At some point you got to ask if it's not the tool's fault. Modularization especially is infuriating -- it seems there is no reliable way to rerun `import myownmodule` when work is done on the latter. It won't detect changed code. A kernel restart is necessary (`reload` and friends didn't help), losing all state. It's punishment for saner software engineering practices.

You are absolutely right I have taken to referring to that as “notebook code.”

I love jupyter because its a great interactive programming environment that speeds up building scripts. But jupyter notebooks always end up being…notebooks. They are records of past work and thoughts that I had but I wouldn't present my paper notes to a coworker as finished documentation. I always end up extracting those jupyter snippets into runnable scripts and then I end up doing a lot of the work all over again as I parameterize things.

I have taken to using pycharm scientific mode and adding “cells” into my scripts: https://blog.jetbrains.com/pycharm/2018/04/pycharm-scientifi...

You get the interactivity of jupyter with the cells, the scientific view for plots and data, but you’re also writing a real script so you can still maintain some sanity in your code and good git history (and hopefully add some tests).

Then I combine these scripts together into a makefile and voila quick, easy and maintainable scripts. If you just stick to make, python, pandas and bash any programmer can modify your pipeline without needing specialist skills. I have written scrapers + ETL in <1.5 hour (journalist needed some data quick) with this method.

God I wish I still worked in data science I’m currently a front end dev and don’t get to do any of this at work. It’s such fun and offers so much room for creativity and problem solving.

I think notebooks are great for building a presentation / reports of a data exploration, but I agree that they shouldn't represent programs.

Rstudio won't export an R-markdown notebook to PDF without rerunning all cells sequentially. It's great for keeping the code "in check", but for things that takes hours to run, it can be quite annoying.

I do think most of the problems with notebooks go away if you somehow force sequential running before presenting it to other people.

Another really cool take on notebooks are Julia's Pluto Notebooks. Like a spreadsheet, there is no sequence that cells are run in. Everything is updated simultaneously. It's kinda hard to explain, but the JuliacCn presentation on these is absolutely wonderful: https://www.youtube.com/watch?v=IAF8DjrQSSk

makefiles in general are something that I quite frankly never figured people use with anything (forgive me for saying it) but "old-school C"... but I started using them earlier this year (the linked article is from Feb) after finding a makefile in a Python GitHub repo. I've since created one for most of my Python and go repositories and they've been a great tool. It has, however, not occurred to me to use them in place of actual pipelines (as the linked comments suggest), so I'll definitely try this soon, thanks!

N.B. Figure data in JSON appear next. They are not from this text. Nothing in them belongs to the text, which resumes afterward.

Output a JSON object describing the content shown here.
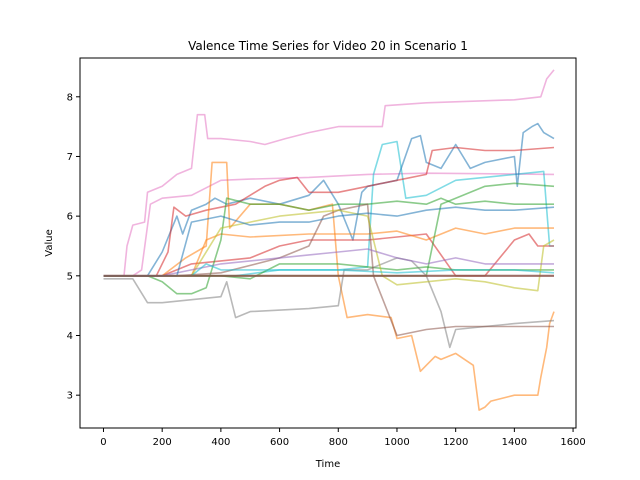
{
  "chart_data": {
    "type": "line",
    "title": "Valence Time Series for Video 20 in Scenario 1",
    "xlabel": "Time",
    "ylabel": "Value",
    "xlim": [
      -80,
      1610
    ],
    "ylim": [
      2.45,
      8.65
    ],
    "xticks": [
      0,
      200,
      400,
      600,
      800,
      1000,
      1200,
      1400,
      1600
    ],
    "yticks": [
      3,
      4,
      5,
      6,
      7,
      8
    ],
    "grid": false,
    "legend": "none",
    "series": [
      {
        "color": "#e377c2",
        "points": [
          [
            0,
            5.0
          ],
          [
            70,
            5.0
          ],
          [
            80,
            5.5
          ],
          [
            100,
            5.85
          ],
          [
            140,
            5.9
          ],
          [
            150,
            6.4
          ],
          [
            200,
            6.5
          ],
          [
            250,
            6.7
          ],
          [
            300,
            6.8
          ],
          [
            320,
            7.7
          ],
          [
            345,
            7.7
          ],
          [
            355,
            7.3
          ],
          [
            400,
            7.3
          ],
          [
            500,
            7.25
          ],
          [
            550,
            7.2
          ],
          [
            620,
            7.3
          ],
          [
            700,
            7.4
          ],
          [
            800,
            7.5
          ],
          [
            950,
            7.5
          ],
          [
            960,
            7.85
          ],
          [
            1100,
            7.9
          ],
          [
            1400,
            7.95
          ],
          [
            1490,
            8.0
          ],
          [
            1510,
            8.3
          ],
          [
            1535,
            8.45
          ]
        ]
      },
      {
        "color": "#e377c2",
        "points": [
          [
            0,
            5.0
          ],
          [
            100,
            5.0
          ],
          [
            130,
            5.1
          ],
          [
            160,
            6.2
          ],
          [
            200,
            6.3
          ],
          [
            300,
            6.35
          ],
          [
            400,
            6.6
          ],
          [
            500,
            6.62
          ],
          [
            700,
            6.65
          ],
          [
            900,
            6.7
          ],
          [
            1100,
            6.72
          ],
          [
            1535,
            6.7
          ]
        ]
      },
      {
        "color": "#17becf",
        "points": [
          [
            0,
            5.0
          ],
          [
            450,
            5.0
          ],
          [
            600,
            5.1
          ],
          [
            800,
            5.1
          ],
          [
            900,
            5.15
          ],
          [
            920,
            6.7
          ],
          [
            950,
            7.2
          ],
          [
            1000,
            7.25
          ],
          [
            1030,
            6.3
          ],
          [
            1100,
            6.35
          ],
          [
            1200,
            6.6
          ],
          [
            1400,
            6.7
          ],
          [
            1500,
            6.75
          ],
          [
            1520,
            5.5
          ],
          [
            1535,
            5.5
          ]
        ]
      },
      {
        "color": "#1f77b4",
        "points": [
          [
            0,
            5.0
          ],
          [
            150,
            5.0
          ],
          [
            200,
            5.4
          ],
          [
            250,
            6.0
          ],
          [
            270,
            5.7
          ],
          [
            300,
            6.1
          ],
          [
            350,
            6.2
          ],
          [
            380,
            6.3
          ],
          [
            420,
            6.2
          ],
          [
            500,
            6.3
          ],
          [
            600,
            6.2
          ],
          [
            700,
            6.35
          ],
          [
            750,
            6.6
          ],
          [
            800,
            6.2
          ],
          [
            850,
            5.6
          ],
          [
            880,
            6.4
          ],
          [
            900,
            6.5
          ],
          [
            950,
            6.55
          ],
          [
            1000,
            6.6
          ],
          [
            1050,
            7.3
          ],
          [
            1080,
            7.35
          ],
          [
            1100,
            6.9
          ],
          [
            1150,
            6.8
          ],
          [
            1200,
            7.2
          ],
          [
            1250,
            6.8
          ],
          [
            1300,
            6.9
          ],
          [
            1400,
            7.0
          ],
          [
            1410,
            6.5
          ],
          [
            1430,
            7.4
          ],
          [
            1460,
            7.5
          ],
          [
            1480,
            7.55
          ],
          [
            1500,
            7.4
          ],
          [
            1535,
            7.3
          ]
        ]
      },
      {
        "color": "#d62728",
        "points": [
          [
            0,
            5.0
          ],
          [
            180,
            5.0
          ],
          [
            220,
            5.4
          ],
          [
            240,
            6.15
          ],
          [
            280,
            6.0
          ],
          [
            350,
            6.1
          ],
          [
            450,
            6.2
          ],
          [
            550,
            6.5
          ],
          [
            600,
            6.6
          ],
          [
            660,
            6.65
          ],
          [
            700,
            6.4
          ],
          [
            800,
            6.4
          ],
          [
            900,
            6.5
          ],
          [
            1000,
            6.6
          ],
          [
            1100,
            6.7
          ],
          [
            1120,
            7.1
          ],
          [
            1200,
            7.15
          ],
          [
            1300,
            7.1
          ],
          [
            1400,
            7.1
          ],
          [
            1535,
            7.15
          ]
        ]
      },
      {
        "color": "#d62728",
        "points": [
          [
            0,
            5.0
          ],
          [
            200,
            5.0
          ],
          [
            300,
            5.2
          ],
          [
            400,
            5.25
          ],
          [
            500,
            5.3
          ],
          [
            600,
            5.5
          ],
          [
            700,
            5.6
          ],
          [
            800,
            5.6
          ],
          [
            900,
            5.6
          ],
          [
            1000,
            5.65
          ],
          [
            1100,
            5.7
          ],
          [
            1200,
            5.0
          ],
          [
            1300,
            5.0
          ],
          [
            1400,
            5.6
          ],
          [
            1450,
            5.7
          ],
          [
            1480,
            5.5
          ],
          [
            1535,
            5.5
          ]
        ]
      },
      {
        "color": "#ff7f0e",
        "points": [
          [
            0,
            5.0
          ],
          [
            200,
            5.0
          ],
          [
            280,
            5.3
          ],
          [
            350,
            5.5
          ],
          [
            370,
            6.9
          ],
          [
            420,
            6.9
          ],
          [
            430,
            5.8
          ],
          [
            500,
            6.2
          ],
          [
            600,
            6.2
          ],
          [
            700,
            6.1
          ],
          [
            780,
            6.2
          ],
          [
            800,
            5.0
          ],
          [
            830,
            4.3
          ],
          [
            900,
            4.35
          ],
          [
            980,
            4.3
          ],
          [
            1000,
            3.95
          ],
          [
            1050,
            4.0
          ],
          [
            1080,
            3.4
          ],
          [
            1100,
            3.5
          ],
          [
            1130,
            3.65
          ],
          [
            1150,
            3.6
          ],
          [
            1200,
            3.7
          ],
          [
            1260,
            3.5
          ],
          [
            1280,
            2.75
          ],
          [
            1300,
            2.8
          ],
          [
            1320,
            2.9
          ],
          [
            1400,
            3.0
          ],
          [
            1480,
            3.0
          ],
          [
            1490,
            3.3
          ],
          [
            1510,
            3.8
          ],
          [
            1520,
            4.2
          ],
          [
            1535,
            4.4
          ]
        ]
      },
      {
        "color": "#ff7f0e",
        "points": [
          [
            0,
            5.0
          ],
          [
            300,
            5.0
          ],
          [
            350,
            5.6
          ],
          [
            400,
            5.7
          ],
          [
            500,
            5.65
          ],
          [
            700,
            5.7
          ],
          [
            900,
            5.7
          ],
          [
            1000,
            5.75
          ],
          [
            1100,
            5.6
          ],
          [
            1200,
            5.8
          ],
          [
            1300,
            5.7
          ],
          [
            1400,
            5.8
          ],
          [
            1535,
            5.8
          ]
        ]
      },
      {
        "color": "#2ca02c",
        "points": [
          [
            0,
            5.0
          ],
          [
            150,
            5.0
          ],
          [
            200,
            4.9
          ],
          [
            250,
            4.7
          ],
          [
            300,
            4.7
          ],
          [
            350,
            4.8
          ],
          [
            400,
            5.6
          ],
          [
            420,
            6.3
          ],
          [
            500,
            6.2
          ],
          [
            600,
            6.2
          ],
          [
            700,
            6.1
          ],
          [
            800,
            6.2
          ],
          [
            900,
            6.2
          ],
          [
            1000,
            6.25
          ],
          [
            1100,
            6.2
          ],
          [
            1150,
            6.3
          ],
          [
            1200,
            6.2
          ],
          [
            1300,
            6.25
          ],
          [
            1400,
            6.2
          ],
          [
            1535,
            6.2
          ]
        ]
      },
      {
        "color": "#2ca02c",
        "points": [
          [
            0,
            5.0
          ],
          [
            400,
            5.0
          ],
          [
            500,
            4.95
          ],
          [
            600,
            5.2
          ],
          [
            800,
            5.2
          ],
          [
            900,
            5.15
          ],
          [
            1000,
            5.1
          ],
          [
            1100,
            5.15
          ],
          [
            1200,
            5.1
          ],
          [
            1300,
            5.1
          ],
          [
            1535,
            5.1
          ]
        ]
      },
      {
        "color": "#2ca02c",
        "points": [
          [
            0,
            5.0
          ],
          [
            1100,
            5.0
          ],
          [
            1150,
            6.2
          ],
          [
            1200,
            6.3
          ],
          [
            1300,
            6.5
          ],
          [
            1400,
            6.55
          ],
          [
            1535,
            6.5
          ]
        ]
      },
      {
        "color": "#7f7f7f",
        "points": [
          [
            0,
            4.95
          ],
          [
            100,
            4.95
          ],
          [
            150,
            4.55
          ],
          [
            200,
            4.55
          ],
          [
            300,
            4.6
          ],
          [
            400,
            4.65
          ],
          [
            420,
            4.9
          ],
          [
            450,
            4.3
          ],
          [
            500,
            4.4
          ],
          [
            700,
            4.45
          ],
          [
            800,
            4.5
          ],
          [
            820,
            5.1
          ],
          [
            900,
            5.1
          ],
          [
            1000,
            5.3
          ],
          [
            1050,
            5.25
          ],
          [
            1100,
            5.0
          ],
          [
            1150,
            4.4
          ],
          [
            1180,
            3.8
          ],
          [
            1200,
            4.1
          ],
          [
            1300,
            4.15
          ],
          [
            1400,
            4.2
          ],
          [
            1535,
            4.25
          ]
        ]
      },
      {
        "color": "#8c564b",
        "points": [
          [
            0,
            5.0
          ],
          [
            250,
            5.0
          ],
          [
            400,
            5.05
          ],
          [
            600,
            5.3
          ],
          [
            700,
            5.5
          ],
          [
            750,
            6.0
          ],
          [
            800,
            6.1
          ],
          [
            900,
            6.2
          ],
          [
            920,
            5.0
          ],
          [
            1000,
            4.0
          ],
          [
            1100,
            4.1
          ],
          [
            1200,
            4.15
          ],
          [
            1535,
            4.15
          ]
        ]
      },
      {
        "color": "#bcbd22",
        "points": [
          [
            0,
            5.0
          ],
          [
            300,
            5.0
          ],
          [
            400,
            5.8
          ],
          [
            500,
            5.9
          ],
          [
            600,
            6.0
          ],
          [
            800,
            6.1
          ],
          [
            900,
            6.0
          ],
          [
            950,
            5.0
          ],
          [
            1000,
            4.85
          ],
          [
            1100,
            4.9
          ],
          [
            1200,
            4.95
          ],
          [
            1300,
            4.9
          ],
          [
            1400,
            4.8
          ],
          [
            1480,
            4.75
          ],
          [
            1500,
            5.5
          ],
          [
            1535,
            5.6
          ]
        ]
      },
      {
        "color": "#9467bd",
        "points": [
          [
            0,
            5.0
          ],
          [
            200,
            5.0
          ],
          [
            300,
            5.1
          ],
          [
            400,
            5.2
          ],
          [
            500,
            5.25
          ],
          [
            600,
            5.3
          ],
          [
            700,
            5.35
          ],
          [
            800,
            5.4
          ],
          [
            900,
            5.45
          ],
          [
            1000,
            5.3
          ],
          [
            1100,
            5.2
          ],
          [
            1200,
            5.3
          ],
          [
            1300,
            5.2
          ],
          [
            1400,
            5.2
          ],
          [
            1535,
            5.2
          ]
        ]
      },
      {
        "color": "#1f77b4",
        "points": [
          [
            0,
            5.0
          ],
          [
            250,
            5.0
          ],
          [
            300,
            5.9
          ],
          [
            400,
            6.0
          ],
          [
            500,
            5.85
          ],
          [
            600,
            5.9
          ],
          [
            700,
            5.9
          ],
          [
            800,
            6.0
          ],
          [
            900,
            6.05
          ],
          [
            1000,
            6.0
          ],
          [
            1100,
            6.1
          ],
          [
            1200,
            6.15
          ],
          [
            1300,
            6.1
          ],
          [
            1400,
            6.1
          ],
          [
            1535,
            6.15
          ]
        ]
      },
      {
        "color": "#17becf",
        "points": [
          [
            0,
            5.0
          ],
          [
            300,
            5.0
          ],
          [
            350,
            5.2
          ],
          [
            400,
            5.1
          ],
          [
            600,
            5.1
          ],
          [
            800,
            5.1
          ],
          [
            1000,
            5.05
          ],
          [
            1200,
            5.1
          ],
          [
            1400,
            5.1
          ],
          [
            1535,
            5.05
          ]
        ]
      },
      {
        "color": "#8c564b",
        "points": [
          [
            0,
            5.0
          ],
          [
            1535,
            5.0
          ]
        ]
      }
    ]
  }
}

That being said, a lot of what I do on my blog is stuff I don't get to do at work - Airflow being one of those things that has been "abstracted away from me" for too long...

I use SQLite quite a bit and I think it's fantastic, especially since Hipp seems to be a wonderful guy (judging by The Changelog podcast).

And you're right - use the tools you know and have running. I have all sorts of schemas and tables on that old instance, since I tend to use it if I need "anything SQL" - when I'm at home, is it as easy as using SQLite. My latest article used Trino and Hadoop-adjacent stuff... while fascinating it its own right, sometimes it's nice to just say "jdcb:// ..." :)

> The script should be decently self-explanatory [...] Please note that this is all single-threaded, which I don’t recommend - with nohup and the like, you can trivially parallelize this.

How do you parallelize a loop in bash without getting all the echo's intertwined and jumbled together?

In general, you can partition the loop to delegate to "workers" and have each instance pipe the output to different files, each corresponding to an output stream. This avoids the need for mutual exclusion around your output streams. If you need to aggregate logs then run some log aggregator.